John Stumpf of Wells Fargo Co (NYSE:WFC) Defeats Amazon (AMZN)’s Bezos To Win CEO Of The Year
Wells Fargo & Co (NYSE:WFC)’s CEO, John Stumpf, defeated two other finalists, including Amazon.com, Inc. (NASDAQ:AMZN)’s head, Jeff Bezos, to clinch Morningstar’s 2015 CEO of the Year award. Stumpf also beat General Electric Company (NYSE:GE)’s Jeff Immelt to claim the award. As surprising as the development might seem for some, Morningstar insists there is every justification to place Stumpf ahead of peers and that many factors were considered in reaching the decision.
Not based on stock performance
Those who expressed surprise at the naming of Wells Fargo & Co (NYSE:WFC)’s Stumpf as the CEO of the Year seemed to compare his bank’s stock performance with that of the companies whose CEOs he beat to claim the award. In 2015, Wells Fargo’s stock descended 1%, Amazon’s rose 118% and GE’s stock jumped 24%. On that basis, Stumpf’s company stock performance didn’t even come near that of his competitors for the award.
However, Morningstar says that there is a huge difference between the best CEO and the best stock.
It turns out Morningstar didn’t base its selection of Wells Fargo & Co (NYSE:WFC)’s chief for the 2015 CEO of the Year award on just a year’s performance. According to Morningstar, Stumpf’s recognition is based on the success of his company in the recent years. He is particularly credited for leading Wells Fargo through a tough period in the financial industry and most of all the expectations he put the interest of customers ahead of profits.
The other thing that impressed Morningstar in Wells Fargo’s Stumpf is how the CEO demonstrated independent thinking in his executions.
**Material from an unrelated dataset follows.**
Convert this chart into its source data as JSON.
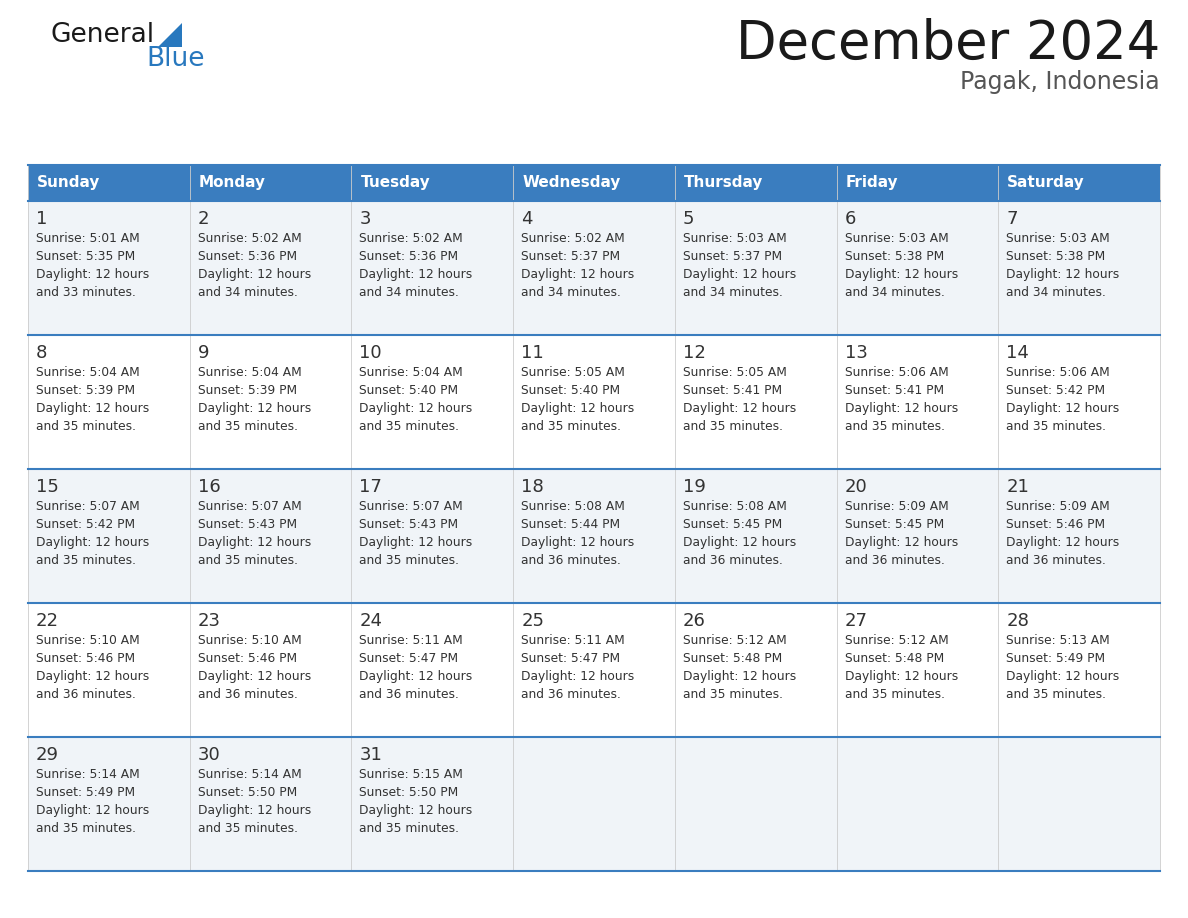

Compared with its peers, Wells Fargo & Co (NYSE:WFC) has more than recovered from the Great Recession crisis. The bank’s stock price has gained 35% from mid-2007. In contrast, Bank of America Corp (NYSE:BAC)’s stock remains down 73% over the same period and Morgan Stanley (NYSE:MS)’s stock is still down 64%. Goldman Sachs Group Inc (NYSE:GS) on its part is still down 32% from its pre-recession price. JPMorgan & Case Co. (NYSE:JPM)’s stock is up 10% since mid-2017, but that still trails Wells Fargo’s rise.